Time Series

In a finite difference setting, continuously variable functions of $t$, such as $u(t)$, are approximated by time series, often indexed by integer $n$. For instance, the time series $u^{n}$ represents an approximation to $u(t_{n})$, where $t_{n} = nk$, for a time step $k$. In audio applications, the sampling frequency $F_{s}$ is defined as

$$F_{s} = 1/k$$ (2.1)

Note here that the same dependent variable name ($u$) has been used here to denote both the continuously variable function $u(t)$ and the approximating time series $u^{n}$; this is simply an attempt at avoiding the proliferation of notation, and leads to little confusion, as such forms rarely appear together in the same expression.

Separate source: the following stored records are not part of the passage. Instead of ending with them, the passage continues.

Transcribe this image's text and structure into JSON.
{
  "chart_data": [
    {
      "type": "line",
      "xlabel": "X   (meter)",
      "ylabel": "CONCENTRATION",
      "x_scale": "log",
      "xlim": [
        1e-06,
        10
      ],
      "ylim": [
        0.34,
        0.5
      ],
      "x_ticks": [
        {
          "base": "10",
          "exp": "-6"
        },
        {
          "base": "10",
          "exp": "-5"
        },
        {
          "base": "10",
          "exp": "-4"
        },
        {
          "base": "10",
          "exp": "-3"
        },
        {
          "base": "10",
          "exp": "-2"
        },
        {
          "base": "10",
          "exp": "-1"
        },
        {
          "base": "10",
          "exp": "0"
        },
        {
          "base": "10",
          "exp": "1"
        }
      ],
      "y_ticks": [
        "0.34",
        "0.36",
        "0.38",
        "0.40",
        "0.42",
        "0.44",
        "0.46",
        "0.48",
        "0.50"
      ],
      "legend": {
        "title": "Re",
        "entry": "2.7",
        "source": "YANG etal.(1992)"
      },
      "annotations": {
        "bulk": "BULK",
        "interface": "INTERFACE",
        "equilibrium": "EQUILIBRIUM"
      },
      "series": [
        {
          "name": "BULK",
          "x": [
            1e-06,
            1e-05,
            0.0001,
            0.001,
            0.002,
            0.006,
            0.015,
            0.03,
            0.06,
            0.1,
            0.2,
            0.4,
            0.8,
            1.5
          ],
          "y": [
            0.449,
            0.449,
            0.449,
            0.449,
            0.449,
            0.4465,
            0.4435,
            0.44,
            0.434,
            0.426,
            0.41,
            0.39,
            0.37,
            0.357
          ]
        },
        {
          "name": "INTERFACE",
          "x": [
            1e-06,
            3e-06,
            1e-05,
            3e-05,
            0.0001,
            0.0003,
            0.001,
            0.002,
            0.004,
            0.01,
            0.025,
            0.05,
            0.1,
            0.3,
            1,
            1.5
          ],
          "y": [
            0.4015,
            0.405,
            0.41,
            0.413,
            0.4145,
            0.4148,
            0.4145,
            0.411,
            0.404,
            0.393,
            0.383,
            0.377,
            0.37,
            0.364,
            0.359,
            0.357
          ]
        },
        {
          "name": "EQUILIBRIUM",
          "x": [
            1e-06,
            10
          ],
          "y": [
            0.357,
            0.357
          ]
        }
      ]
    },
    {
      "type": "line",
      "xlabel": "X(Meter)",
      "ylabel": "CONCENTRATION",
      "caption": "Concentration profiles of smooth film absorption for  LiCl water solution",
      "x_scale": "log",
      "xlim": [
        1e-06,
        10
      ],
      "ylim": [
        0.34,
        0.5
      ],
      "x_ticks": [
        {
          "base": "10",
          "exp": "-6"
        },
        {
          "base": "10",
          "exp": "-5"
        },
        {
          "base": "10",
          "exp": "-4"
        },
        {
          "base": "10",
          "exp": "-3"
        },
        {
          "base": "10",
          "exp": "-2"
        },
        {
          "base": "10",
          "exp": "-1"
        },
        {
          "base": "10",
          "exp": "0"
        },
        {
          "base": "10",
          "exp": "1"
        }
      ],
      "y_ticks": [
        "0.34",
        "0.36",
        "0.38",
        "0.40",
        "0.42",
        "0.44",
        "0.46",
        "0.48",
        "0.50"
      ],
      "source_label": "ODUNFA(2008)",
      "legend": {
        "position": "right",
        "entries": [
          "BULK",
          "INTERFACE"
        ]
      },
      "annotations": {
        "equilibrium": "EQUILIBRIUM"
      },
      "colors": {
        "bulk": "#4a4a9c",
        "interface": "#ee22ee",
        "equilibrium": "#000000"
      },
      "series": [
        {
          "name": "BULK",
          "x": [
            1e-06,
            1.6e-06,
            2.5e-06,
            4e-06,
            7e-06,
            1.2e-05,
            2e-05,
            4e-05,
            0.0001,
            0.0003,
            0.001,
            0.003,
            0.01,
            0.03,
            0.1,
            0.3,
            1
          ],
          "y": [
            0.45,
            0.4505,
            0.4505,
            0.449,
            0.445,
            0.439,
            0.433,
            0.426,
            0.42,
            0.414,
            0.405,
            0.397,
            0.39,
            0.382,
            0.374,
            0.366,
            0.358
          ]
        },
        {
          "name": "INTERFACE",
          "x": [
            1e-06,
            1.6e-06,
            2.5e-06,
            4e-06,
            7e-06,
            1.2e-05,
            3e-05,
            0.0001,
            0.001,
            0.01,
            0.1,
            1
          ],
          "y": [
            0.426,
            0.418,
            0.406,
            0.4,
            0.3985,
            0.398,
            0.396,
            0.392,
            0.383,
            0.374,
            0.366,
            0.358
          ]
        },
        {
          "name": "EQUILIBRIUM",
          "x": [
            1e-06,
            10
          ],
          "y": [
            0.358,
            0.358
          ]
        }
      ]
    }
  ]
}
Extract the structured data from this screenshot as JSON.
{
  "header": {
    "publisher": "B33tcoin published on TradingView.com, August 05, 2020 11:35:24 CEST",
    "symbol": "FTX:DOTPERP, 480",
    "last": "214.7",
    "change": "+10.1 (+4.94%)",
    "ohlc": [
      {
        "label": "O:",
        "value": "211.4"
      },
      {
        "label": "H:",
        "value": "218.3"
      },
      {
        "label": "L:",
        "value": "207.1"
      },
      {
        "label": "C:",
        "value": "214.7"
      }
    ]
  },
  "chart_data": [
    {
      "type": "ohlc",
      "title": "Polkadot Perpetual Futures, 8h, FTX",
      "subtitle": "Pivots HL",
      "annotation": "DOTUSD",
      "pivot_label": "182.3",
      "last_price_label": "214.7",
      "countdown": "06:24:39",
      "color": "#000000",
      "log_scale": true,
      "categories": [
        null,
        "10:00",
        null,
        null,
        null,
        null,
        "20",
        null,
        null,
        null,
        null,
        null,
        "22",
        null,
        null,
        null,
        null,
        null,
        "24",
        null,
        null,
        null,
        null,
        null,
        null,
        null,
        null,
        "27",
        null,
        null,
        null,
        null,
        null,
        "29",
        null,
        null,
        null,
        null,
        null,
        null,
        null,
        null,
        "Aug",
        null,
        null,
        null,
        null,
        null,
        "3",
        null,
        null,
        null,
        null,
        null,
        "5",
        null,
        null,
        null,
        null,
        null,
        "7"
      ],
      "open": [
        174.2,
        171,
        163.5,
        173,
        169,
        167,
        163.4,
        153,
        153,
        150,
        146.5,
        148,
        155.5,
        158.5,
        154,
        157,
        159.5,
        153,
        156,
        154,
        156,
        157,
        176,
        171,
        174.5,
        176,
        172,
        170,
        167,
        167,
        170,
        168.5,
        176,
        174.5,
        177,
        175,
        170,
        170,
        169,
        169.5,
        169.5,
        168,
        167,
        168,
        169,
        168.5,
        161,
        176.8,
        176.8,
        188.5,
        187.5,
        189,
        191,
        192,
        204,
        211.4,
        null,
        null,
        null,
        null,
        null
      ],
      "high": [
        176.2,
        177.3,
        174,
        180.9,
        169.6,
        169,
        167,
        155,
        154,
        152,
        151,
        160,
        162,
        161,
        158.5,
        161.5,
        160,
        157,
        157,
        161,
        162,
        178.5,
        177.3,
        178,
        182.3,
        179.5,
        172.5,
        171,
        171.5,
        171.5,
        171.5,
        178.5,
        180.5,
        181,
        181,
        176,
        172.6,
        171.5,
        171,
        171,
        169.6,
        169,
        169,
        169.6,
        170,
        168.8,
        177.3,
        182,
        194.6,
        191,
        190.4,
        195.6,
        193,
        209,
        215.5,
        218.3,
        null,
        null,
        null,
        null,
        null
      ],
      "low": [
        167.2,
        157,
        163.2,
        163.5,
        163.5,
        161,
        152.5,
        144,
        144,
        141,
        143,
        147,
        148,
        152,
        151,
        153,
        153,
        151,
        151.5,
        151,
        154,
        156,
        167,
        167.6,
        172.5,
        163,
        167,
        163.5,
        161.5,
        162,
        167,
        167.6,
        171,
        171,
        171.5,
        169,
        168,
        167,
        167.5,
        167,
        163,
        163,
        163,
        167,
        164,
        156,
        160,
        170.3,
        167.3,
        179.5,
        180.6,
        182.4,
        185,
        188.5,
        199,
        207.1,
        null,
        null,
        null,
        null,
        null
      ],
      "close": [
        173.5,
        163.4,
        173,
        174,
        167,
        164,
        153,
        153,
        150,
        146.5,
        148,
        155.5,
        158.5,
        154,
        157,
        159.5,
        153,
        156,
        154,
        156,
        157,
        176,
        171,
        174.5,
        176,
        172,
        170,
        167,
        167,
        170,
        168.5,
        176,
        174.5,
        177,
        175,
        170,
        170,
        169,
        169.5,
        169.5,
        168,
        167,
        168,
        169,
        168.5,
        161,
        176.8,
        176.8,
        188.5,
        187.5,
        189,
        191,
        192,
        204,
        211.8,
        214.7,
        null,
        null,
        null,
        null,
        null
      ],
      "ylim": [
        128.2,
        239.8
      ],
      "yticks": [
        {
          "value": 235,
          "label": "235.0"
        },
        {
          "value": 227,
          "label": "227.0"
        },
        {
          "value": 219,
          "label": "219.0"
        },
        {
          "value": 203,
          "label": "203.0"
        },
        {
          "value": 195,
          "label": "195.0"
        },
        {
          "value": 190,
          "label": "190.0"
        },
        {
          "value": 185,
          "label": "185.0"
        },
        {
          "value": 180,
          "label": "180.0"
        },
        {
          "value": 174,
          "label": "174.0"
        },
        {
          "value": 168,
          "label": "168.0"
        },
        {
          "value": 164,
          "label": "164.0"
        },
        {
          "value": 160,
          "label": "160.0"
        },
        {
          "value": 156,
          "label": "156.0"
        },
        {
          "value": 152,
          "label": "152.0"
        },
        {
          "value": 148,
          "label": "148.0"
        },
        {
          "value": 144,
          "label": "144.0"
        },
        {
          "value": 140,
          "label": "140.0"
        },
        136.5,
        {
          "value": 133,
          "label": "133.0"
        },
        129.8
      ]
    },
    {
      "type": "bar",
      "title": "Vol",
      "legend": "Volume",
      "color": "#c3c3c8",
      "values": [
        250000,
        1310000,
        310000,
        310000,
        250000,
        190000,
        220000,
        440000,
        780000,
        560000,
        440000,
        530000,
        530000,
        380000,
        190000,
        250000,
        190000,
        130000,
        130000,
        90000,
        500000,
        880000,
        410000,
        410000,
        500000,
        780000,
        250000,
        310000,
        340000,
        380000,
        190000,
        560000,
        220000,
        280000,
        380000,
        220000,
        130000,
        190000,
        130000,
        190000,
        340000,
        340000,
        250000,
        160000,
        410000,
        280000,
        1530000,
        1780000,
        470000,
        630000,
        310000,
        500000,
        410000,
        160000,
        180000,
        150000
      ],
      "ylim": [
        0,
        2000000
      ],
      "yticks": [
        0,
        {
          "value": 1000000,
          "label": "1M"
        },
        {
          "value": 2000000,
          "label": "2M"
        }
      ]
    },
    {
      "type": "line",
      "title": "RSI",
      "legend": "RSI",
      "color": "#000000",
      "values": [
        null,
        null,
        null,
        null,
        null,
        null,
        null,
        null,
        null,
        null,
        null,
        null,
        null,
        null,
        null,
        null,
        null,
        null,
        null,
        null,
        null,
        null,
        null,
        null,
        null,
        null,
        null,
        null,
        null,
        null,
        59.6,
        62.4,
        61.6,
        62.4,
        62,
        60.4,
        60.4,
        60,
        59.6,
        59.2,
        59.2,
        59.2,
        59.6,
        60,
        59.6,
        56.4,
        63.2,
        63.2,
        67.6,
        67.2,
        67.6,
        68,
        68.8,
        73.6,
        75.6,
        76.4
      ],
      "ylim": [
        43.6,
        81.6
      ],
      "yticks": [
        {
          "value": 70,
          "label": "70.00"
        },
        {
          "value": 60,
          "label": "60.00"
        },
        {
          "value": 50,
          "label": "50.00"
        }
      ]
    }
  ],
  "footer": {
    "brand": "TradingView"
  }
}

Before introducing difference operators and examining discretization issues, it is worth making two comments which relate specifically to audio. First, consider a function $u(t)$ which appears as the solution to an ODE, such as that defined by the simple harmonic oscillator. If some difference approximation to the ODE is derived, which generates a solution time series $u^{n}$, it is important to be aware that $u^{n}$ is not simply a sampled version of the true solution. Though obvious, it is especially important for those with an electrical or audio engineering background (i.e., those accustomed to dealing with sampled data systems) to be conscious of this so as to avoid arriving at false conclusions based on familiar results such as, e.g., the Shannon sampling theorem. In fact, one can indeed incorporate such results into the simulation setting, but in a manner which may be counterintuitive (see §#a#>nd Problems §). In sum, it is best to remember that in the standard physical modeling sound synthesis framework, there occurs no sampling of recorded audio material. Second, in audio applications, as opposed to standard simulation in other domains, the sample rate $F_{s}$ and thus the time step $k$ are generally set before run time, and are not varied; in audio, in fact, one nearly always takes $F_{s} = 44 100$. This, in contrast to the first comment above, is intuitive for audio engineers, but not for those involved with numerical simulation in other areas, who often are interested in developing numerical schemes which allow a larger time step with little degradation in accuracy. Though the benefits of such schemes may be interpreted in terms of numerical dispersion, in an audio synthesis application, there is no point in developing a scheme which runs with increased efficiency at a larger time step (i.e., at a lower sampling rate), as such a scheme will be incapable of producing potentially audible frequencies in the upper range of human hearing.